The research team introduced random sequence aptamers into the blood vessels of the fabricated blood-brain barrier and repeatedly selected aptamer sequences that penetrated the barrier and were delivered into the brain, thereby isolating aptamers with high blood-brain barrier permeability.

The selected aptamer (hBS01) showed 2 to 3 times higher permeability efficiency compared to other aptamers.

The research team explained, “Compared to random aptamers, hBS01 exhibited specifically high absorption and permeability efficiency only in brain vascular cell models, as well as high permeability efficiency in major brain constituent cells.”

They added, “This can be utilized not only for developing therapeutics for brain-related diseases such as dementia and brain tumors but also as a strategy to improve brain delivery efficiency of various drug candidates that failed clinical trials due to blood-brain barrier permeability issues.”

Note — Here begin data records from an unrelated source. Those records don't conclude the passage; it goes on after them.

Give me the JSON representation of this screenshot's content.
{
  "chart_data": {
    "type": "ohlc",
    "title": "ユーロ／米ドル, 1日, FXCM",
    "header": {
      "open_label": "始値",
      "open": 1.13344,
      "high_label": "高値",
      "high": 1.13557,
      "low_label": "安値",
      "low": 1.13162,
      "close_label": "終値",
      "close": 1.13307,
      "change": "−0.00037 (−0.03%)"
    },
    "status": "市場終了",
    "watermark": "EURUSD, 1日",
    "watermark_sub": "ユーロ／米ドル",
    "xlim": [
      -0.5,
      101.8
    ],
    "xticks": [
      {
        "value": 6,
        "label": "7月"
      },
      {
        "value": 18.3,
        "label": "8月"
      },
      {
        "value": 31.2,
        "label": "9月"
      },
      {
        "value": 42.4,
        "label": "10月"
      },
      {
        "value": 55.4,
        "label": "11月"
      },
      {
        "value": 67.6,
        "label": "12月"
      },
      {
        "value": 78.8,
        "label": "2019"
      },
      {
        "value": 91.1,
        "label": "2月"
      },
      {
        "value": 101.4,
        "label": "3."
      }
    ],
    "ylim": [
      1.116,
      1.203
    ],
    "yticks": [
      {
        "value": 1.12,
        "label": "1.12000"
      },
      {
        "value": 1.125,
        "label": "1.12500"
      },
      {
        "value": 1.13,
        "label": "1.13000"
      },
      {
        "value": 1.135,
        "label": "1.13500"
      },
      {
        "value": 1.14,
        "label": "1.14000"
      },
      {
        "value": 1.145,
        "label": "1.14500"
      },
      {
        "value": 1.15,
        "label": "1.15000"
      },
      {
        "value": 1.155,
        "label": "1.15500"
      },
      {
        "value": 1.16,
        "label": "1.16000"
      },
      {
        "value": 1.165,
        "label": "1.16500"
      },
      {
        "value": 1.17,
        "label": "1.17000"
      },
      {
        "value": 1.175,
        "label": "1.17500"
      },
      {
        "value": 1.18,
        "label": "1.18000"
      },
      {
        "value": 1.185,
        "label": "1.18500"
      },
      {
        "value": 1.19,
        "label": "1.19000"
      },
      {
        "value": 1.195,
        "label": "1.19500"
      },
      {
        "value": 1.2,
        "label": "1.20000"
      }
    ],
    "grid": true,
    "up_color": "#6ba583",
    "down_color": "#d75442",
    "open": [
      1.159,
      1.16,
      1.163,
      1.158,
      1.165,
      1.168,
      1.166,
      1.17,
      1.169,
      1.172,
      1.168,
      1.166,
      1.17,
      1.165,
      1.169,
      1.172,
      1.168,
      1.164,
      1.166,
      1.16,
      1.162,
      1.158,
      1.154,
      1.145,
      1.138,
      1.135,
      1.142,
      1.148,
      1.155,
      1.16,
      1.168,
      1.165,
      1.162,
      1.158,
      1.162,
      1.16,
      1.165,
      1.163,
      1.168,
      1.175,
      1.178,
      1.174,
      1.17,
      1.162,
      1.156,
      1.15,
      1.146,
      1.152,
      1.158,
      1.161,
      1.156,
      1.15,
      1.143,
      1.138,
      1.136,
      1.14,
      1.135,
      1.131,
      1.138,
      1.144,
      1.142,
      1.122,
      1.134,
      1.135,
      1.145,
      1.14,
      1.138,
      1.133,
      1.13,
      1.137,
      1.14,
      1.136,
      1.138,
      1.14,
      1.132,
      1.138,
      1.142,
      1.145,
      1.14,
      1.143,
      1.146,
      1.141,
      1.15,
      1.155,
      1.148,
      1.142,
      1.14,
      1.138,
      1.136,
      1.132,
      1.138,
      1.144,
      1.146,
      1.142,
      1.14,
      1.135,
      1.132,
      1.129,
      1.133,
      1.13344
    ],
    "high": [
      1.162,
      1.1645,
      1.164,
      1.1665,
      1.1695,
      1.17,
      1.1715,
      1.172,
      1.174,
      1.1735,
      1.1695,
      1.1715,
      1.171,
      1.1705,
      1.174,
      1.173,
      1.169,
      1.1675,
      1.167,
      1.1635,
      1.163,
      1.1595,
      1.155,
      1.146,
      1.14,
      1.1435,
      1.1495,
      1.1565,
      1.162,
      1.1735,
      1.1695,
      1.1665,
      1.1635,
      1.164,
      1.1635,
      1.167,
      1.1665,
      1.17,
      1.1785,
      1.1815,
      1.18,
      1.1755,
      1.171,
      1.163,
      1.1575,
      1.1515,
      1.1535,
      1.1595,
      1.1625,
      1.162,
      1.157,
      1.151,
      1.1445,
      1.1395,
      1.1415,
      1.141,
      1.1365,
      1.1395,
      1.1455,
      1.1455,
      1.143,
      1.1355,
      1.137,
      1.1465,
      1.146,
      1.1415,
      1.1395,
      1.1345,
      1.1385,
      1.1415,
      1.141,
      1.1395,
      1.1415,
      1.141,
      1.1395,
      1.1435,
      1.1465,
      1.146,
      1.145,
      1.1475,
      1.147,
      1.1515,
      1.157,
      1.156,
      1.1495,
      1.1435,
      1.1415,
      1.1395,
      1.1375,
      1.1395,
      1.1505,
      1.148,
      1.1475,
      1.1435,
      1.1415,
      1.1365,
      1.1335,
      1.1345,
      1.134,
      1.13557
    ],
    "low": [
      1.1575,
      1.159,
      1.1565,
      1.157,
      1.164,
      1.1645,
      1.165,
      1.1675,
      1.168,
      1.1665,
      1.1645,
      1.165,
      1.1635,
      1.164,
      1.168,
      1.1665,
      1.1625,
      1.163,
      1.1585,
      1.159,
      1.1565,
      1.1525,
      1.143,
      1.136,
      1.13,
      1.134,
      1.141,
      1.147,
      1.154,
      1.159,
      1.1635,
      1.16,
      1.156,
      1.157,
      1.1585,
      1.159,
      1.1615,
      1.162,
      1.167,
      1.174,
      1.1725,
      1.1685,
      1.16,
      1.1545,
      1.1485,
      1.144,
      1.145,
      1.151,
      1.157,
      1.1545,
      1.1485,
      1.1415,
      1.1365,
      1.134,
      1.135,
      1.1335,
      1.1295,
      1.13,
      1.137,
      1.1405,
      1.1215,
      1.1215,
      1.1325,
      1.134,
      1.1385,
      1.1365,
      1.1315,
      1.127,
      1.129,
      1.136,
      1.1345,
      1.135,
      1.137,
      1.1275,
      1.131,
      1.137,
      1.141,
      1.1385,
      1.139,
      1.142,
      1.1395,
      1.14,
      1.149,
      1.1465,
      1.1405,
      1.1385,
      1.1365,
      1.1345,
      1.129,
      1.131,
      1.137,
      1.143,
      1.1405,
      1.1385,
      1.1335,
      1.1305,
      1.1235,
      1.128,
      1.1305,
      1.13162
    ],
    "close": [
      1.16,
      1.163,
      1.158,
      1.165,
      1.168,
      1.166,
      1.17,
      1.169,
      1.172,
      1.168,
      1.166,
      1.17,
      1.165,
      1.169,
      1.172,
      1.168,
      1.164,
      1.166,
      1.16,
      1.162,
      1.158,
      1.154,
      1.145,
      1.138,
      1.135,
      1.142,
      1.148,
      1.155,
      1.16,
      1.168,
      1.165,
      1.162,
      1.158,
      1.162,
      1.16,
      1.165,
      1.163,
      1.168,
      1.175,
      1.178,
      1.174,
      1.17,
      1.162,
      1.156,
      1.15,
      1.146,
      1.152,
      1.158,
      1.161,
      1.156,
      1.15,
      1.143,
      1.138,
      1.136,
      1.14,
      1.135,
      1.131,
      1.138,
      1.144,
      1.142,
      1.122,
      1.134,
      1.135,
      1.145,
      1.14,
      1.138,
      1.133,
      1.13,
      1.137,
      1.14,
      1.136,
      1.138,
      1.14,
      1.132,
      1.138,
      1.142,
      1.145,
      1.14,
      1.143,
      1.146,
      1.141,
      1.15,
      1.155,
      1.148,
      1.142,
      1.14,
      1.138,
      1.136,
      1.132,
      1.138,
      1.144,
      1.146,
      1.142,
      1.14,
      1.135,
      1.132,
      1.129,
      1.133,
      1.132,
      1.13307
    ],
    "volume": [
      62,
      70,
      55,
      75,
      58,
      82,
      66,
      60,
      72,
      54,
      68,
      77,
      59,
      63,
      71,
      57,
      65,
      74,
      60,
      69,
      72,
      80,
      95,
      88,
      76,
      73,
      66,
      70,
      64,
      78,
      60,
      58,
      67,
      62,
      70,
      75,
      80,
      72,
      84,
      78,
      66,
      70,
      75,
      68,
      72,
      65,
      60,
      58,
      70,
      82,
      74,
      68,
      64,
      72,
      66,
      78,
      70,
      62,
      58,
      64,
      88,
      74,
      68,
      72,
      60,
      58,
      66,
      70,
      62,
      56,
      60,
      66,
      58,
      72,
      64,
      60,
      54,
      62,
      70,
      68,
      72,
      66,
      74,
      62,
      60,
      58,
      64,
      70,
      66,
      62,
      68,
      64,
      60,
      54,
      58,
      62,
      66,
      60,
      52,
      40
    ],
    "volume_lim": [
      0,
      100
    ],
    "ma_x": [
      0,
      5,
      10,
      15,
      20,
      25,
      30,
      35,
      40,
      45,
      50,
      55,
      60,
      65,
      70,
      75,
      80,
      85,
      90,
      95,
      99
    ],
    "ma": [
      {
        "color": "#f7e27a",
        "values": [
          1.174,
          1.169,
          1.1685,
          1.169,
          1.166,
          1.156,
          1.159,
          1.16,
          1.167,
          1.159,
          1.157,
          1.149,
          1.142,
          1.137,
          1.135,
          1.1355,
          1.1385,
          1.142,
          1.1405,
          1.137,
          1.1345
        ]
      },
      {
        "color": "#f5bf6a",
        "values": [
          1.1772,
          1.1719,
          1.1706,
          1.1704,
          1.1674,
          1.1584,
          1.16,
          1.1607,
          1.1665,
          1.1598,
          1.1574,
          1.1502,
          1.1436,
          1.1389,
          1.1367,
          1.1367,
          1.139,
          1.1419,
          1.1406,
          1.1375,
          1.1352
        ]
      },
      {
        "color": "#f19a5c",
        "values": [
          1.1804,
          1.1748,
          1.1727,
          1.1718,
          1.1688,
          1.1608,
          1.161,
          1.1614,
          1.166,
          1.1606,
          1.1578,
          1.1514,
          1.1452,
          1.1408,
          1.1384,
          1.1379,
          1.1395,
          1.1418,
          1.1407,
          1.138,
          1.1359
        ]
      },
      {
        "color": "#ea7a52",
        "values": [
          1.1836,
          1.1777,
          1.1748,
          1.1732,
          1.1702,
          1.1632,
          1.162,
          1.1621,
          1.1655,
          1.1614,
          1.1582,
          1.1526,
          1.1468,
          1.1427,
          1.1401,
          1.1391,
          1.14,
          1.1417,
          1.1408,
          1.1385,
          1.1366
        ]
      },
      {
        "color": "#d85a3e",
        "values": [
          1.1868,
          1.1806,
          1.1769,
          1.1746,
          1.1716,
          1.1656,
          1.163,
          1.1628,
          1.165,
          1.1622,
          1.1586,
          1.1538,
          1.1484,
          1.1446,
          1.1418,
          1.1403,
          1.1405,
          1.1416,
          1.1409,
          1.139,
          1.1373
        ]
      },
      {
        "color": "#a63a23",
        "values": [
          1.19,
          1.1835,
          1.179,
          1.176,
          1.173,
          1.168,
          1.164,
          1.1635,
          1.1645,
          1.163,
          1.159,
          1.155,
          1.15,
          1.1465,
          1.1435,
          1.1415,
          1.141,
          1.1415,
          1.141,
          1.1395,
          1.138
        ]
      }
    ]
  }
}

To confirm the potential of hBS01 as a drug delivery vehicle, the research team created nanoparticles coated with hBS01 on their surface. When these nanoparticles were injected into experimental animals, they showed high accumulation efficiency in the brain, confirming that drug delivery vehicles using hBS01 are effective even in clinical trials.

Jungwon Choi, the first author of the paper, stated, “This study has opened new possibilities for delivering drugs to the brain,” and added, “If various artificial organ chips are utilized, it is expected to be more broadly applied to the development of drug delivery vehicles targeting various organs.”

This research was conducted by the research team of Professors Tae-Eun Park and Jin-Myung Joo from the Department of Biomedical Engineering and was supported by the Dementia Overcoming R&D Project, the National Research Foundation of Korea’s Excellent New Researcher Support Project, Basic Research Laboratory Support Project, and the Pan-Government Regenerative Medicine Technology Development Project.